If I didn’t look, maybe I could pretend none of the past ten minutes happened. Maybe if I wished it all away, everything would disappear.
I shouldn’t have come along with Jasper. I should have just stayed at home, curled up in bed or on the couch and waited for the snow to fall while trying to find something to keep my mind busy.
“Don’t touch him,” Jasper’s warning was just as low as it had been when he gave orders to not read a note.
I didn’t catch whatever was spoken, or expressed as I don’t think anyone had said anything. Jasper spoke again. “You're funeral then.”
He made it sound like I would kill someone for just touching me.
“Take a drink, honey.” Jasper, again, pushing a glass of water my way, along with putting a white pill on the table right in view. I had to spread my fingers to see them, but they were right there.
I didn’t think as I took the little white pill without water. I felt it slide down my throat. When Jasper ordered me to take a drink again, I did so but not happily.
“Koda?”
My chest heaved as a voice reached my ears, even as my hands moved to cover them.
Ignoring me was better.
“I’m so sorry,” came the voice again, soft and quiet. “Can I sit?”
Like I could stop him.
I felt the leather of the bench move as someone scooted in beside me, leaving more than enough space between us. Or so I assumed since I couldn’t feel any body heat against my side.
“Remember those colors I explained about?” Jasper waited until I gave out a nod, or at least tried to, through a quiet sob. “You can use them.”
“That’s right,” the voice spoke, almost a whisper. “I like colors. The world is scary, and those three colors help so much. It took me a long time to remember to use them, and I wish I had known about them years before I had.”
I held my breath, hoping it’d put a stop to everything.
“I’ll just sit here and talk to Jas then, for a few. If you want to…talk you can. I’ll listen.”

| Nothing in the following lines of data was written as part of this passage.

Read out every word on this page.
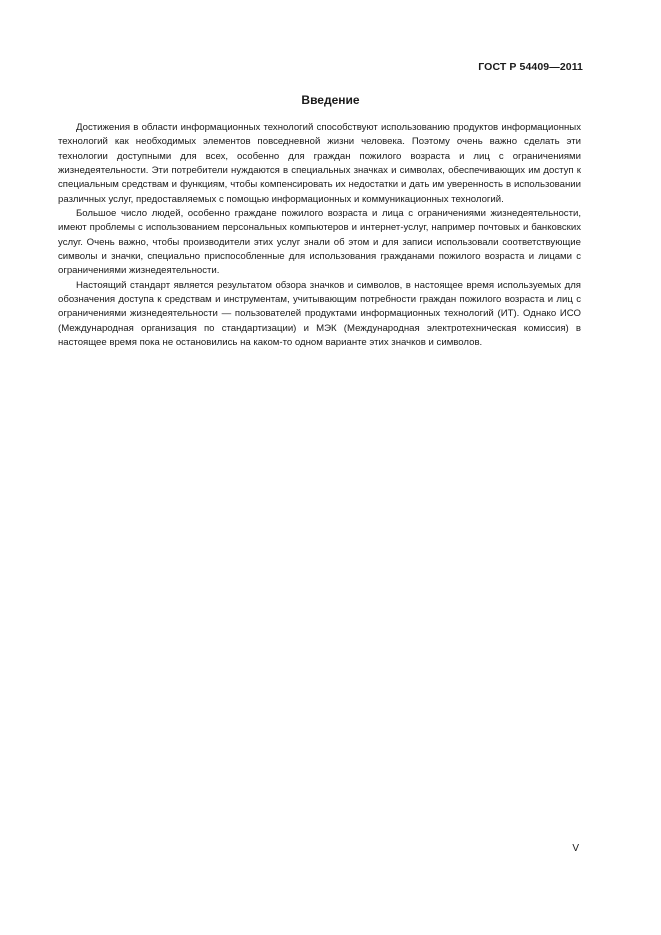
ГОСТ Р 54409—2011
Введение

Достижения в области информационных технологий способствуют использованию продуктов информационных технологий как необходимых элементов повседневной жизни человека. Поэтому очень важно сделать эти технологии доступными для всех, особенно для граждан пожилого возраста и лиц с ограничениями жизнедеятельности. Эти потребители нуждаются в специальных значках и символах, обеспечивающих им доступ к специальным средствам и функциям, чтобы компенсировать их недостатки и дать им уверенность в использовании различных услуг, предоставляемых с помощью информационных и коммуникационных технологий.

Большое число людей, особенно граждане пожилого возраста и лица с ограничениями жизнедеятельности, имеют проблемы с использованием персональных компьютеров и интернет-услуг, например почтовых и банковских услуг. Очень важно, чтобы производители этих услуг знали об этом и для записи использовали соответствующие символы и значки, специально приспособленные для использования гражданами пожилого возраста и лицами с ограничениями жизнедеятельности.

Настоящий стандарт является результатом обзора значков и символов, в настоящее время используемых для обозначения доступа к средствам и инструментам, учитывающим потребности граждан пожилого возраста и лиц с ограничениями жизнедеятельности — пользователей продуктами информационных технологий (ИТ). Однако ИСО (Международная организация по стандартизации) и МЭК (Международная электротехническая комиссия) в настоящее время пока не остановились на каком-то одном варианте этих значков и символов.

V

“You didn’t have to come over.” Jasper spoke, moving. His foot reached my leg, and he held it there for a long moment.
“No, I did. Noah’s been after me about reaching out. I was being a dick. Afraid of my own response rather than thinking about someone else’s healing. I had someone to lean on while I healed. More than one, actually.”
“You’ve been through a lot.” It seemed like Jasper wanted to know exactly what that was.
I sure didn’t have the guts to tell him. Not when I couldn’t catch my breath as it was.
Every few seconds, as I fought with my lungs to work with me, Jasper’s foot would touch mine, hitting me just lightly enough to remind me that he was there and wasn’t going anywhere.
“You don’t know the half of it,” Asher muttered. “Still, I was a dick. And that’s not who I am. Well, not on purpose.”
“I don’t think anyone has said such a thing. And Noah doesn’t count.”